People who play games regularly understand how games are expected to work; unfortunately, this existing knowledge also means that changes in how your games work might not be readily understood. The author noted that technical limitations forced games to limit what the player could do in order to prevent the game from being played in a way different than the designer/developer expected. If you were playing a first person shooter, you might notice that your rocket launchers never seemed to have an effect on the walls of a building. Realistically, you should be able to blow holes through walls and taking the fight elsewhere, but games generally weren’t designed to let you do so. If you could escape through such a hole, the map wouldn’t have been created to account for it, and you might fall through nothingness to your death. It would be considered a bug.

But if a game is created in which you are able to do all sorts of terraforming as a designed-for feature, how do you let your players know? People who play video games regularly don’t expect rocket launchers to do anything to the environment. People who play role-playing games don’t normally expect that their avatars, while able to smite down giants, can destroy wooden doors blocking their path simply by kicking at them.

Games are increasingly complex, sure, but the complexity is offset by greater freedom. They are becoming more like reality, in that many of the old checks – like limited or nonexistent physics in game worlds – are beginning to vanish. So yeah, it’s great for newbies. But oldbies are about to enter a period when games seem less accessible. If we don’t de-chunk, the old guard might miss out on some great game content because it simply will not occur to us that it’s available.
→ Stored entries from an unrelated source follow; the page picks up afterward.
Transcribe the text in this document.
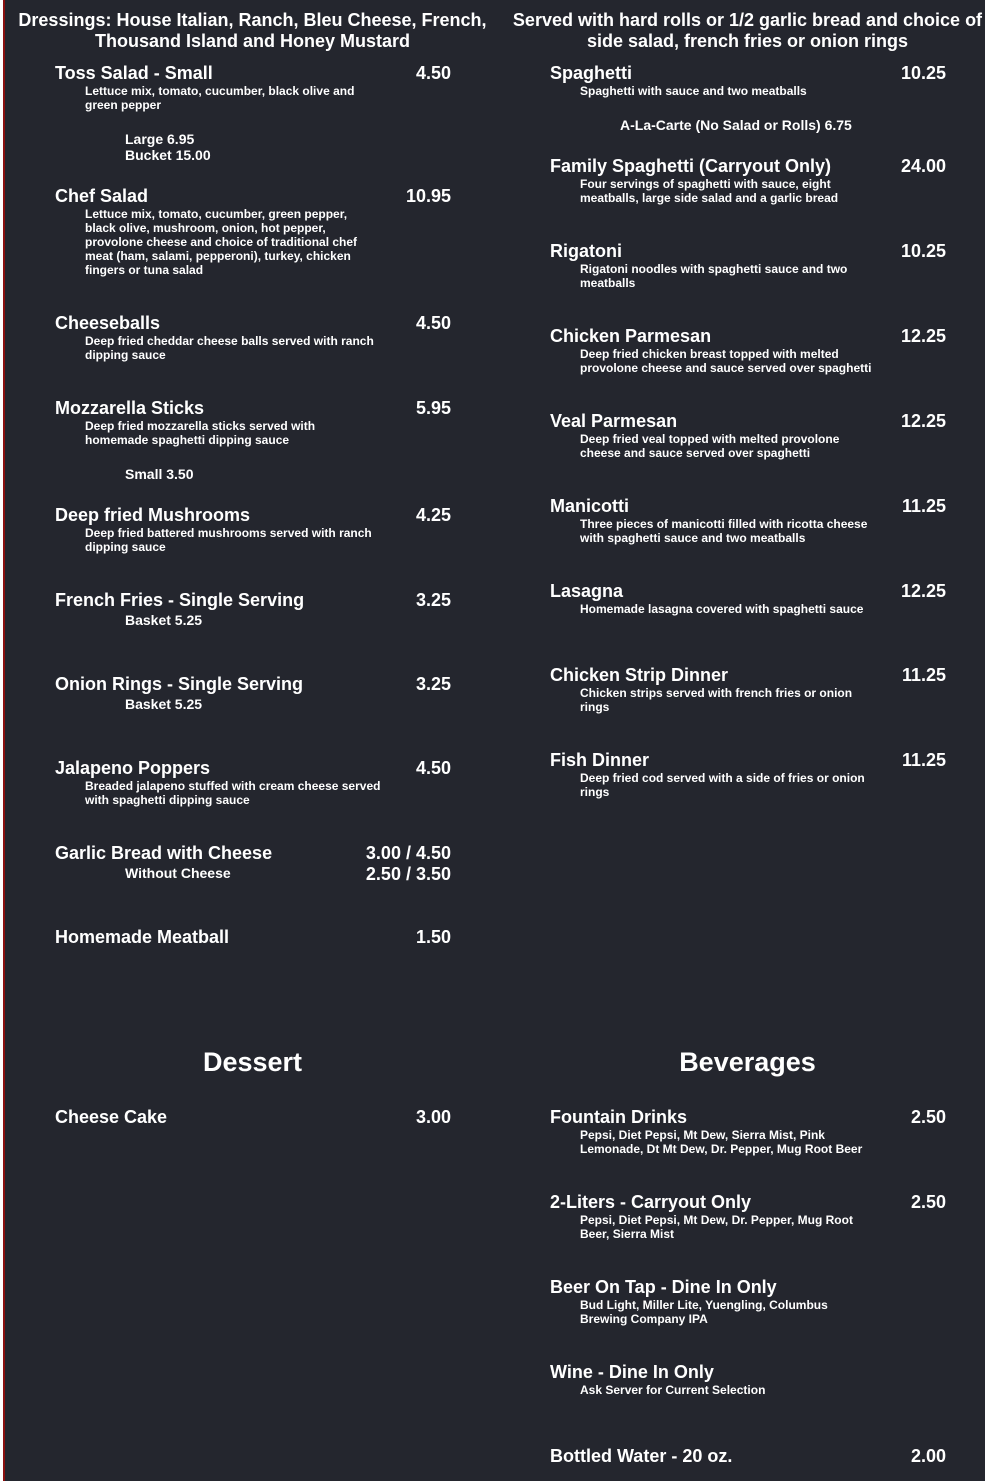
Dressings: House Italian, Ranch, Bleu Cheese, French, Thousand Island and Honey Mustard
Toss Salad - Small	4.50
Lettuce mix, tomato, cucumber, black olive and green pepper
Large 6.95
Bucket 15.00
Chef Salad	10.95
Lettuce mix, tomato, cucumber, green pepper, black olive, mushroom, onion, hot pepper, provolone cheese and choice of traditional chef meat (ham, salami, pepperoni), turkey, chicken fingers or tuna salad
Cheeseballs	4.50
Deep fried cheddar cheese balls served with ranch dipping sauce
Mozzarella Sticks	5.95
Deep fried mozzarella sticks served with homemade spaghetti dipping sauce
Small 3.50
Deep fried Mushrooms	4.25
Deep fried battered mushrooms served with ranch dipping sauce
French Fries - Single Serving	3.25
Basket 5.25
Onion Rings - Single Serving	3.25
Basket 5.25
Jalapeno Poppers	4.50
Breaded jalapeno stuffed with cream cheese served with spaghetti dipping sauce
Garlic Bread with Cheese	3.00 / 4.50
Without Cheese	2.50 / 3.50
Homemade Meatball	1.50
Dessert
Cheese Cake	3.00
Served with hard rolls or 1/2 garlic bread and choice of side salad, french fries or onion rings
Spaghetti	10.25
Spaghetti with sauce and two meatballs
A-La-Carte (No Salad or Rolls) 6.75
Family Spaghetti (Carryout Only)	24.00
Four servings of spaghetti with sauce, eight meatballs, large side salad and a garlic bread
Rigatoni	10.25
Rigatoni noodles with spaghetti sauce and two meatballs
Chicken Parmesan	12.25
Deep fried chicken breast topped with melted provolone cheese and sauce served over spaghetti
Veal Parmesan	12.25
Deep fried veal topped with melted provolone cheese and sauce served over spaghetti
Manicotti	11.25
Three pieces of manicotti filled with ricotta cheese with spaghetti sauce and two meatballs
Lasagna	12.25
Homemade lasagna covered with spaghetti sauce
Chicken Strip Dinner	11.25
Chicken strips served with french fries or onion rings
Fish Dinner	11.25
Deep fried cod served with a side of fries or onion rings
Beverages
Fountain Drinks	2.50
Pepsi, Diet Pepsi, Mt Dew, Sierra Mist, Pink Lemonade, Dt Mt Dew, Dr. Pepper, Mug Root Beer
2-Liters - Carryout Only	2.50
Pepsi, Diet Pepsi, Mt Dew, Dr. Pepper, Mug Root Beer, Sierra Mist
Beer On Tap - Dine In Only
Bud Light, Miller Lite, Yuengling, Columbus Brewing Company IPA
Wine - Dine In Only
Ask Server for Current Selection
Bottled Water - 20 oz.	2.00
While the article focuses on the potential of new games to offer realistic choices for the player, I think something should be said about games that continue to put arbitrary restrictions on your actions. In real life, if I run into a group of enemies, and one of them might be bribed, I would still have the option of fighting all of them. In a game I played recently, I am able to cast powerful spells that destroy everyone in my path, and yet the game stopped me from doing the same action and getting the same effect just because I was expected to talk with a specific character instead of fighting him. Even when I tried to attack him, walls of fire would simply pass through this enemy without any effect. I was pulled out of the immersion and conscious of the idea that I was playing a game.

I don’t need the ability to decide to play solitaire or knit sweaters in the middle of a war zone in order to mimic the realistic choices I would have in a real war zone. I don’t need the ability to do such arbitrary actions. I do expect that firing a tank shell or grenade into a barn should cause some damage to the foundation. If these things pierce armor plating and destroy tanks, they should easily do damage to a rundown wooden structure. If it doesn’t get outright destroyed, it should have a nice fire going to scare out any enemies.